Meet the weaponized propaganda AI that knows you better than you know yourself
I read a lot of articles and reports every day but this one by Jessica Hall for ExtremeTech is one I found fascinating and thought might also be of interest to subscribers. Here is a section:
More data meant a better guess, of course. Seventy “likes” were enough to make the AI’s prediction of a person’s OCEAN score better than their friends could do, 150 made it more accurate than what their parents got, and 300 “likes” could do better predicting a person’s OCEAN score than the best human judge of a person: their spouse. More “likes” could even surpass what a person thought they knew about themselves, by predicting their OCEAN score closer than the person’s own best estimate of what their score would be.
It goes the other way, too. To a database, a person’s name and entries from their profile are just nodes in an n-dimensional space, and the connections between nodes aren’t necessarily directional. You can class individuals by similarities in the data, or you can search the data for individuals who fit into a class. It’s as simple as doing an alphabetical sort in an Excel sheet.
Was granularity in marketing the deciding factor in the US presidential election? It is often said that presidential elections are won by those who master new media whether that was JFK’s use of television or Obama’s use of social media. Trump certainly appears to have employed highly targeted messages aimed at very specific demographics to sway voter intentions in pivotal states. This also helps to answer the question which baffled onlookers during the campaign, how was he getting such traction by underspending his rival?
Another question that should now be asked is whether the bombastic approach to just about everything which played so well for his campaign is exactly what the psychographics dictated would work best? That represents quite the challenge for the transition to governing and might explain why we are now seeing some moderation of attitude with the next Presidential election four years away.
Politics is important but commerce is so much larger and using this kind of data to influence buying decisions represents significant earning potential.
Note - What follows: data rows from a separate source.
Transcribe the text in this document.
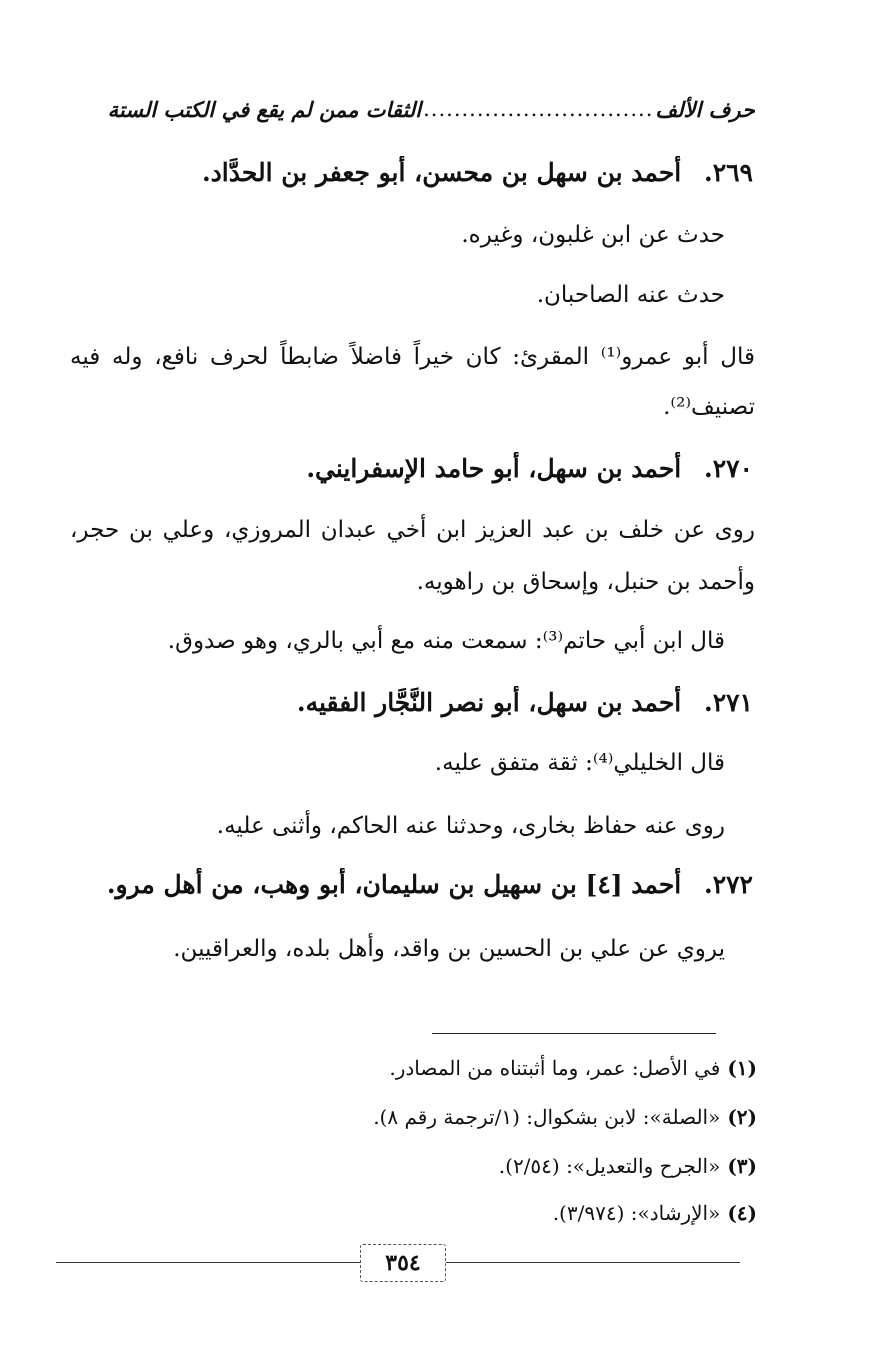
حرف الألف
..............................
الثقات ممن لم يقع في الكتب الستة
٢٦٩. أحمد بن سهل بن محسن، أبو جعفر بن الحدَّاد.
حدث عن ابن غلبون، وغيره.
حدث عنه الصاحبان.
قال أبو عمرو⁽¹⁾ المقرئ: كان خيراً فاضلاً ضابطاً لحرف نافع، وله فيه
تصنيف⁽²⁾.
٢٧٠. أحمد بن سهل، أبو حامد الإسفرايني.
روى عن خلف بن عبد العزيز ابن أخي عبدان المروزي، وعلي بن حجر،
وأحمد بن حنبل، وإسحاق بن راهويه.
قال ابن أبي حاتم⁽³⁾: سمعت منه مع أبي بالري، وهو صدوق.
٢٧١. أحمد بن سهل، أبو نصر النَّجَّار الفقيه.
قال الخليلي⁽⁴⁾: ثقة متفق عليه.
روى عنه حفاظ بخارى، وحدثنا عنه الحاكم، وأثنى عليه.
٢٧٢. أحمد [٤] بن سهيل بن سليمان، أبو وهب، من أهل مرو.
يروي عن علي بن الحسين بن واقد، وأهل بلده، والعراقيين.
(١) في الأصل: عمر، وما أثبتناه من المصادر.
(٢) «الصلة»: لابن بشكوال: (١/ترجمة رقم ٨).
(٣) «الجرح والتعديل»: (٢/٥٤).
(٤) «الإرشاد»: (٣/٩٧٤).
٣٥٤
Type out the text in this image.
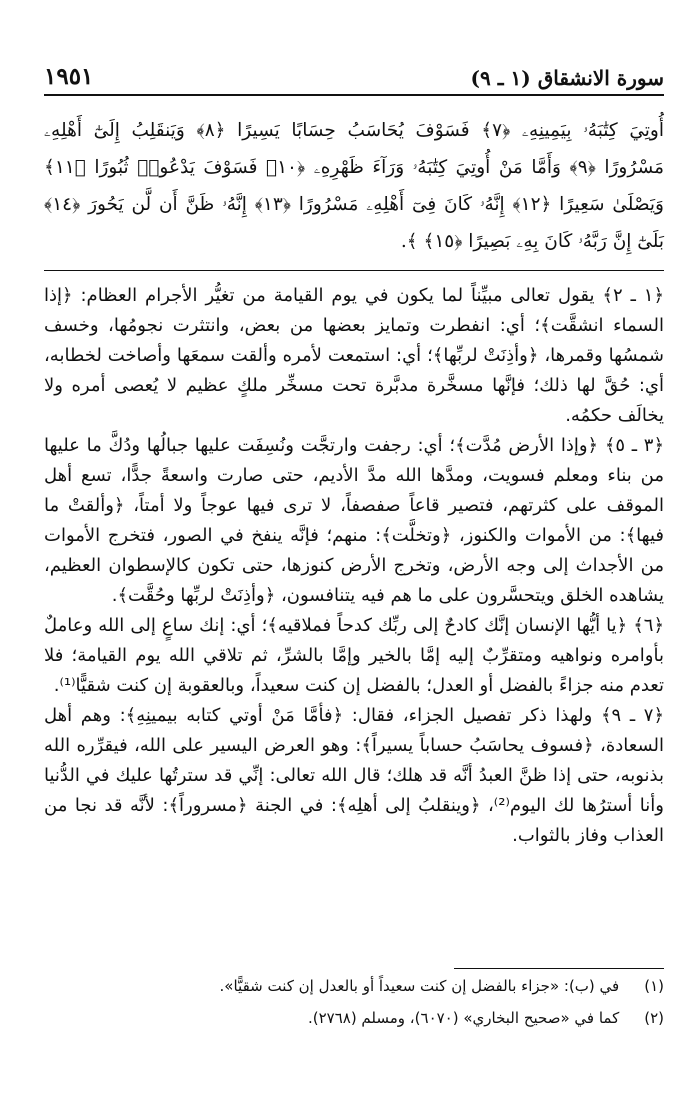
سورة الانشقاق (١ ـ ٩)
١٩٥١
أُوتِيَ كِتَٰبَهُۥ بِيَمِينِهِۦ ﴿٧﴾ فَسَوْفَ يُحَاسَبُ حِسَابًا يَسِيرًا ﴿٨﴾ وَيَنقَلِبُ إِلَىٰٓ أَهْلِهِۦ مَسْرُورًا ﴿٩﴾ وَأَمَّا مَنْ أُوتِيَ كِتَٰبَهُۥ وَرَآءَ ظَهْرِهِۦ ﴿١٠﴾ فَسَوْفَ يَدْعُوا۟ ثُبُورًا ﴿١١﴾ وَيَصْلَىٰ سَعِيرًا ﴿١٢﴾ إِنَّهُۥ كَانَ فِىٓ أَهْلِهِۦ مَسْرُورًا ﴿١٣﴾ إِنَّهُۥ ظَنَّ أَن لَّن يَحُورَ ﴿١٤﴾ بَلَىٰٓ إِنَّ رَبَّهُۥ كَانَ بِهِۦ بَصِيرًا ﴿١٥﴾ ﴾.

﴿١ ـ ٢﴾ يقول تعالى مبيِّناً لما يكون في يوم القيامة من تغيُّر الأجرام العظام: ﴿إذا السماء انشقَّت﴾؛ أي: انفطرت وتمايز بعضها من بعض، وانتثرت نجومُها، وخسف شمسُها وقمرها، ﴿وأذِنَتْ لربِّها﴾؛ أي: استمعت لأمره وألقت سمعَها وأصاخت لخطابه، أي: حُقَّ لها ذلك؛ فإنَّها مسخَّرة مدبَّرة تحت مسخِّر ملكٍ عظيم لا يُعصى أمره ولا يخالَف حكمُه.

﴿٣ ـ ٥﴾ ﴿وإذا الأرض مُدَّت﴾؛ أي: رجفت وارتجَّت ونُسِفَت عليها جبالُها ودُكَّ ما عليها من بناء ومعلم فسويت، ومدَّها الله مدَّ الأديم، حتى صارت واسعةً جدًّا، تسع أهل الموقف على كثرتهم، فتصير قاعاً صفصفاً، لا ترى فيها عوجاً ولا أمتاً، ﴿وألقتْ ما فيها﴾: من الأموات والكنوز، ﴿وتخلَّت﴾: منهم؛ فإنَّه ينفخ في الصور، فتخرج الأموات من الأجداث إلى وجه الأرض، وتخرج الأرض كنوزها، حتى تكون كالإسطوان العظيم، يشاهده الخلق ويتحسَّرون على ما هم فيه يتنافسون، ﴿وأذِنَتْ لربِّها وحُقَّت﴾.

﴿٦﴾ ﴿يا أيُّها الإنسان إنَّك كادحٌ إلى ربِّك كدحاً فملاقيه﴾؛ أي: إنك ساعٍ إلى الله وعاملٌ بأوامره ونواهيه ومتقرِّبٌ إليه إمَّا بالخير وإمَّا بالشرِّ، ثم تلاقي الله يوم القيامة؛ فلا تعدم منه جزاءً بالفضل أو العدل؛ بالفضل إن كنت سعيداً، وبالعقوبة إن كنت شقيًّا⁽¹⁾.

﴿٧ ـ ٩﴾ ولهذا ذكر تفصيل الجزاء، فقال: ﴿فأمَّا مَنْ أوتي كتابه بيمينِهِ﴾: وهم أهل السعادة، ﴿فسوف يحاسَبُ حساباً يسيراً﴾: وهو العرض اليسير على الله، فيقرِّره الله بذنوبه، حتى إذا ظنَّ العبدُ أنَّه قد هلك؛ قال الله تعالى: إنِّي قد سترتُها عليك في الدُّنيا وأنا أسترُها لك اليوم⁽²⁾، ﴿وينقلبُ إلى أهلِه﴾: في الجنة ﴿مسروراً﴾: لأنَّه قد نجا من العذاب وفاز بالثواب.

(١) في (ب): «جزاء بالفضل إن كنت سعيداً أو بالعدل إن كنت شقيًّا».
(٢) كما في «صحيح البخاري» (٦٠٧٠)، ومسلم (٢٧٦٨).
The types of companies that own the large datasets on which this kind of marketing relies are the surest winners from this evolution which is why companies like Facebook, Alphabet, Amazon, Apple, Netflix, Microsoft and Priceline, have tended to outperform.
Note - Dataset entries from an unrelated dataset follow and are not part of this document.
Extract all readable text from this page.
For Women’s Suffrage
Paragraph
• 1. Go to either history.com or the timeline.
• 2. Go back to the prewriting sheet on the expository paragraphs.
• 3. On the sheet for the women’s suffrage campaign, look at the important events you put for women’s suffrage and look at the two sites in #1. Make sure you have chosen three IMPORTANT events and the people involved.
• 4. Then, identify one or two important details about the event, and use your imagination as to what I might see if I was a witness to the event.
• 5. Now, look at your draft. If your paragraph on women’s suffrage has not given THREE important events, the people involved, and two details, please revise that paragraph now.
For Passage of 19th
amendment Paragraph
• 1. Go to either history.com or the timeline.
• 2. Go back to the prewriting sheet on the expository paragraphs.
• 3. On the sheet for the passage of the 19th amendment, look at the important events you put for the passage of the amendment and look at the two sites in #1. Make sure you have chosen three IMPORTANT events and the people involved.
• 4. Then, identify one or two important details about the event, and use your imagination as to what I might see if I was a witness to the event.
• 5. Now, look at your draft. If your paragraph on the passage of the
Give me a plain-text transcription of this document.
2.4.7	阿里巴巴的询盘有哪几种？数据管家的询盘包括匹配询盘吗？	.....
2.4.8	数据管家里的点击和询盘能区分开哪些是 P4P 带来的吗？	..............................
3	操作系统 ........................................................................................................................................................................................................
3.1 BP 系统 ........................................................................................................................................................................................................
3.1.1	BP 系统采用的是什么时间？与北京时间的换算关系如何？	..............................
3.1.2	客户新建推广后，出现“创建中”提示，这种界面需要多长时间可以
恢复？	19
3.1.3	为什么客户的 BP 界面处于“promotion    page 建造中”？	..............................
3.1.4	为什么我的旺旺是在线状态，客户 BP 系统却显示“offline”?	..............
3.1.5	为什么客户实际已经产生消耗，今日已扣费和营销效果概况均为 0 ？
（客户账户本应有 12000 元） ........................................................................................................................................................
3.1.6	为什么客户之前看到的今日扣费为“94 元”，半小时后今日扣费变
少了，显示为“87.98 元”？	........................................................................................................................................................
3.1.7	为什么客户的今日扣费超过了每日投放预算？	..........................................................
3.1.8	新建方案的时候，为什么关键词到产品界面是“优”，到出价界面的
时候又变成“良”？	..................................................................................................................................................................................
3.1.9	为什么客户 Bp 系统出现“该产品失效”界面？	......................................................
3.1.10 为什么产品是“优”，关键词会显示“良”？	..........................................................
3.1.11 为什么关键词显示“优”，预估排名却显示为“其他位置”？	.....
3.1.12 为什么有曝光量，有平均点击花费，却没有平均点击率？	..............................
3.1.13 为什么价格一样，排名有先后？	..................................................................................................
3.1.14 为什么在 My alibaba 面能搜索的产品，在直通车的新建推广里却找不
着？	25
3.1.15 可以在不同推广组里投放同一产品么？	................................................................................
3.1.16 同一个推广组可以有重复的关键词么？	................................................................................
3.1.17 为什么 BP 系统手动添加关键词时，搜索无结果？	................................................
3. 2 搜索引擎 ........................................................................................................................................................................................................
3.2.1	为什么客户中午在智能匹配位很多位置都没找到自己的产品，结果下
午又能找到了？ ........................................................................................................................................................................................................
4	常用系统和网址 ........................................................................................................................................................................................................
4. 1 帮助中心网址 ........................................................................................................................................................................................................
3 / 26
The bigger point of course is that this trend is specifically targeted at online retail. Brick and mortar stores are competing at a distinct disadvantage. Going to the mall today is more about experiences and people tend to spend money on food and services while maybe trying items on but ordering them online at a potentially better price.
That has forced retailers to respond. When in London last month Mrs. Treacy wanted me to purchase two kid’s swimsuits from Monsoon, but I found they only carry a small number of items in their physical stores; keeping the majority of the merchandise for the online store. Under Armour and Ralph Lauren remain in significant downtrends as they attempt to beef up their online offerings at the expense of physical locations. .
Australian listed Westfield is an interesting microcosm of the challenges facing physical locations. At least in Los Angeles it owns some of the most appealing shopping malls which consistently attract large number of consumers. Nevertheless it is competing against the growth of online. The Dubai and Emirates malls, on the other hand, were full when I visited two weeks ago but they are trading in a tax free environment and have invested heavily in experiences like ice skating rinks, aquariums etc.
Westfield’s share pulled back sharply in late 2016 to break the medium-term progression of higher reaction lows and encountered resistance in the region of the trend mean in January. A sustained move back above the 200-day MA is now the minimum requirement to signal a return to demand dominance.